Administration unveils new senior executive performance measurements
The Office of Personnel Management on Friday unveiled a new performance management system for the Senior Executive Service.
Originally slated for completion in September 2011, the new measurements aim to streamline the way top managers in the federal government are evaluated.
"Under the new system, agencies will be able to rely upon a more consistent and uniform framework to communicate expectations and evaluate the performance of SES members," OPM Director John Berry wrote in a statement Friday.
"This system focuses, in particular, on the role and responsibility of SES employees to achieve results through effective executive leadership," Berry said. "The new system will also provide the necessary flexibility and capability for appropriate customization to better meet the needs of all agencies and other federal organizations (e.g., offices of inspectors general)."
The President's Management Council started a working group in 2010 to examine ways to improve SES performance evaluation. The recommendation to create a standard system came out of that group.
In a February 2011 memo to SES members, Office of Management and Budget Deputy Director for Management Jeffrey Zients and Berry wrote that tight budgets, along with a growing workload, impending retirements and limited opportunities for development were straining the executive-level workforce.
Under the new management system, the core qualifications that determine a candidate's entry into the SES are applied to performance evaluations -- a move that makes sense, said Carol Bonosaro, president of the Senior Executives Association. The five core competencies are: leading people, leading change, results driven, business acumen and building coalition.

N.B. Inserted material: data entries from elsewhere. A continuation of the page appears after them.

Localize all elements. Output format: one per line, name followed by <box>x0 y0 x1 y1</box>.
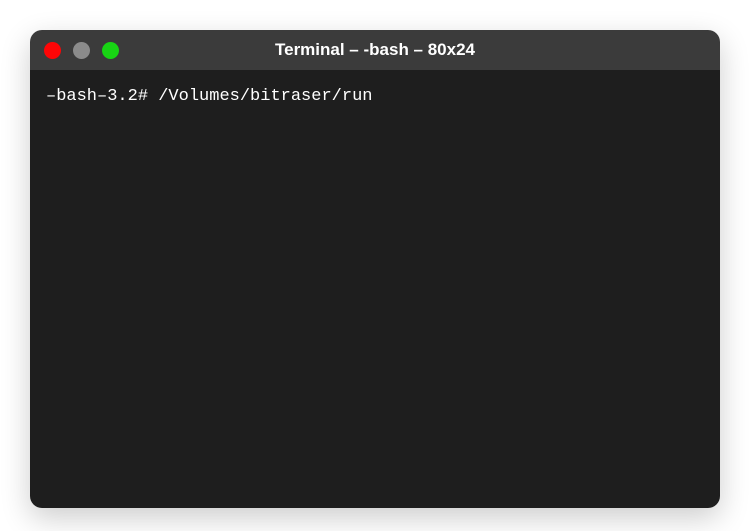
titlebar[interactable]: Terminal – -bash – 80x24 <box>30 30 720 70</box>
traffic-lights <box>44 42 119 59</box>
close-icon[interactable] <box>44 42 61 59</box>
terminal-body[interactable]: –bash–3.2# /Volumes/bitraser/run <box>30 70 720 508</box>
zoom-icon[interactable] <box>102 42 119 59</box>
terminal-window: Terminal – -bash – 80x24 –bash–3.2# /Vol… <box>30 30 720 508</box>
shell-prompt: –bash–3.2# <box>46 87 148 106</box>
command-input[interactable]: /Volumes/bitraser/run <box>158 87 372 106</box>
minimize-icon[interactable] <box>73 42 90 59</box>
window-title: Terminal – -bash – 80x24 <box>275 40 475 60</box>
prompt-line: –bash–3.2# /Volumes/bitraser/run <box>46 84 704 110</box>
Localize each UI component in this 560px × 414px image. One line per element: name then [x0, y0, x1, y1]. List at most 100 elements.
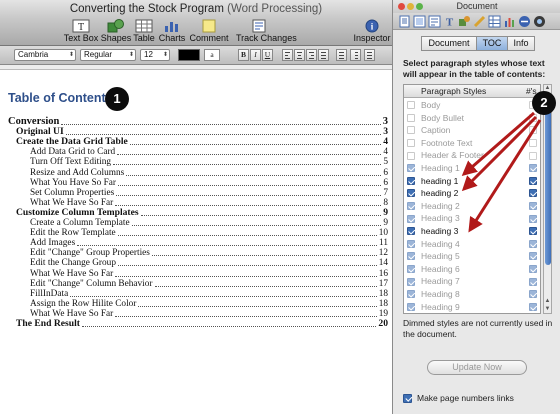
- align-justify-button[interactable]: [318, 49, 329, 61]
- style-row[interactable]: heading 3: [404, 225, 540, 238]
- toc-entry[interactable]: Edit the Change Group 14: [0, 258, 390, 268]
- update-now-button[interactable]: Update Now: [427, 360, 527, 375]
- page-number-links-checkbox[interactable]: [403, 393, 412, 403]
- style-page-numbers-checkbox[interactable]: [529, 302, 537, 311]
- close-icon[interactable]: [398, 3, 405, 10]
- toc-entry[interactable]: What You Have So Far 6: [0, 178, 390, 188]
- bold-button[interactable]: B: [238, 49, 249, 61]
- style-row[interactable]: Heading 5: [404, 250, 540, 263]
- list-button[interactable]: [350, 49, 361, 61]
- style-page-numbers-checkbox[interactable]: [529, 164, 537, 173]
- style-include-checkbox[interactable]: [407, 164, 415, 173]
- toc-entry[interactable]: Edit the Row Template 10: [0, 228, 390, 238]
- style-include-checkbox[interactable]: [407, 151, 415, 160]
- style-page-numbers-checkbox[interactable]: [529, 290, 537, 299]
- style-include-checkbox[interactable]: [407, 302, 415, 311]
- style-page-numbers-checkbox[interactable]: [529, 139, 537, 148]
- style-row[interactable]: Body: [404, 99, 540, 112]
- italic-button[interactable]: I: [250, 49, 261, 61]
- toc-entry[interactable]: Turn Off Text Editing 5: [0, 157, 390, 167]
- toc-entry[interactable]: FillInData 18: [0, 289, 390, 299]
- style-row[interactable]: Heading 4: [404, 238, 540, 251]
- style-row[interactable]: Heading 7: [404, 275, 540, 288]
- toc-entry[interactable]: Resize and Add Columns 6: [0, 168, 390, 178]
- style-row[interactable]: heading 1: [404, 175, 540, 188]
- style-row[interactable]: Heading 3: [404, 212, 540, 225]
- toc-entry[interactable]: Customize Column Templates 9: [0, 207, 390, 218]
- style-page-numbers-checkbox[interactable]: [529, 126, 537, 135]
- style-include-checkbox[interactable]: [407, 227, 415, 236]
- style-include-checkbox[interactable]: [407, 113, 415, 122]
- style-page-numbers-checkbox[interactable]: [529, 227, 537, 236]
- tab-document[interactable]: Document: [421, 36, 477, 51]
- link-pane-icon[interactable]: [518, 15, 531, 28]
- style-page-numbers-checkbox[interactable]: [529, 113, 537, 122]
- comment-button[interactable]: Comment: [187, 18, 231, 46]
- style-include-checkbox[interactable]: [407, 126, 415, 135]
- style-page-numbers-checkbox[interactable]: [529, 189, 537, 198]
- layout-pane-icon[interactable]: [413, 15, 426, 28]
- style-row[interactable]: Body Bullet: [404, 112, 540, 125]
- style-page-numbers-checkbox[interactable]: [529, 214, 537, 223]
- chart-pane-icon[interactable]: [503, 15, 516, 28]
- style-row[interactable]: Caption: [404, 124, 540, 137]
- font-size-select[interactable]: 12 ⬍: [140, 49, 170, 61]
- scroll-down-icon[interactable]: ▼: [544, 306, 551, 313]
- font-style-select[interactable]: Regular ⬍: [80, 49, 136, 61]
- track-changes-button[interactable]: Track Changes: [236, 18, 297, 46]
- style-row[interactable]: Heading 6: [404, 263, 540, 276]
- style-include-checkbox[interactable]: [407, 189, 415, 198]
- style-include-checkbox[interactable]: [407, 252, 415, 261]
- style-page-numbers-checkbox[interactable]: [529, 176, 537, 185]
- inspector-button[interactable]: i Inspector: [352, 18, 392, 46]
- document-pane-icon[interactable]: [398, 15, 411, 28]
- scroll-thumb[interactable]: [545, 97, 551, 265]
- align-center-button[interactable]: [294, 49, 305, 61]
- style-include-checkbox[interactable]: [407, 277, 415, 286]
- highlight-color-button[interactable]: a: [204, 49, 220, 61]
- text-color-swatch[interactable]: [178, 49, 200, 61]
- toc-entry[interactable]: Assign the Row Hilite Color 18: [0, 299, 390, 309]
- align-left-button[interactable]: [282, 49, 293, 61]
- align-right-button[interactable]: [306, 49, 317, 61]
- document-page[interactable]: Table of Contents Conversion 3 Original UI…: [0, 70, 392, 414]
- underline-button[interactable]: U: [262, 49, 273, 61]
- style-include-checkbox[interactable]: [407, 139, 415, 148]
- line-spacing-button[interactable]: [336, 49, 347, 61]
- style-page-numbers-checkbox[interactable]: [529, 265, 537, 274]
- table-pane-icon[interactable]: [488, 15, 501, 28]
- metrics-pane-icon[interactable]: [473, 15, 486, 28]
- style-page-numbers-checkbox[interactable]: [529, 239, 537, 248]
- style-row[interactable]: Footnote Text: [404, 137, 540, 150]
- style-include-checkbox[interactable]: [407, 265, 415, 274]
- text-pane-icon[interactable]: T: [443, 15, 456, 29]
- toc-entry[interactable]: Create a Column Template 9: [0, 218, 390, 228]
- font-family-select[interactable]: Cambria ⬍: [14, 49, 76, 61]
- columns-button[interactable]: [364, 49, 375, 61]
- style-page-numbers-checkbox[interactable]: [529, 202, 537, 211]
- tab-info[interactable]: Info: [507, 36, 535, 51]
- scroll-up-icon[interactable]: ▲: [544, 298, 551, 305]
- toc-entry[interactable]: What We Have So Far 16: [0, 269, 390, 279]
- graphic-pane-icon[interactable]: [458, 15, 471, 28]
- style-row[interactable]: Heading 2: [404, 200, 540, 213]
- wrap-pane-icon[interactable]: [428, 15, 441, 28]
- style-page-numbers-checkbox[interactable]: [529, 277, 537, 286]
- minimize-icon[interactable]: [407, 3, 414, 10]
- toc-entry[interactable]: Add Images 11: [0, 238, 390, 248]
- style-row[interactable]: Heading 9: [404, 301, 540, 313]
- style-include-checkbox[interactable]: [407, 239, 415, 248]
- style-include-checkbox[interactable]: [407, 202, 415, 211]
- style-include-checkbox[interactable]: [407, 101, 415, 110]
- quicktime-pane-icon[interactable]: [533, 15, 546, 28]
- style-row[interactable]: Header & Footer: [404, 149, 540, 162]
- toc-entry[interactable]: The End Result 20: [0, 319, 390, 329]
- style-row[interactable]: Heading 8: [404, 288, 540, 301]
- toc-entry[interactable]: Create the Data Grid Table 4: [0, 137, 390, 147]
- toc-entry[interactable]: Add Data Grid to Card 4: [0, 147, 390, 157]
- style-page-numbers-checkbox[interactable]: [529, 252, 537, 261]
- style-include-checkbox[interactable]: [407, 214, 415, 223]
- style-row[interactable]: Heading 1: [404, 162, 540, 175]
- styles-scrollbar[interactable]: ▲ ▲ ▼: [543, 84, 552, 314]
- toc-entry[interactable]: Edit "Change" Group Properties 12: [0, 248, 390, 258]
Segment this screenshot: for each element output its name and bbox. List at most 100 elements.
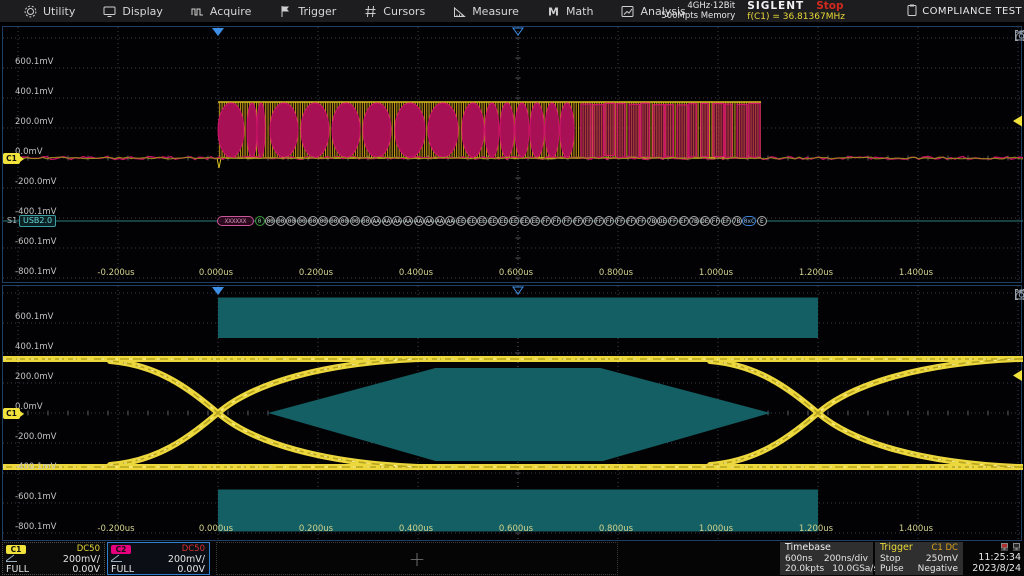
menu-bar: Utility Display Acquire Trigger Cursors …: [0, 0, 1024, 23]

Executives who receive a final rating of "unsatisfactory" will be removed or reassigned; those who receive two ratings at less than Level 3 (of five levels) within three years will also be removed or reassigned, as will those who receive two level 1 ratings within five years. Overall, the SEA is "pleased" with the new system, which Bonosaro said "does tighten the level of performance."
Some senior executives have expressed concern over whether they will be rated fairly under the new measurement, fearing an administration could give out lower performance ratings for its own political benefit.
Under the current system, "plenty of executives have seen their ratings lowered without explanation," Bonosaro said.
"Having clarity about performance standards, that's all fine, but I think [senior managers] are just going to see if this is going to produce a different experience, or a better experience" with performance evaluations, she added.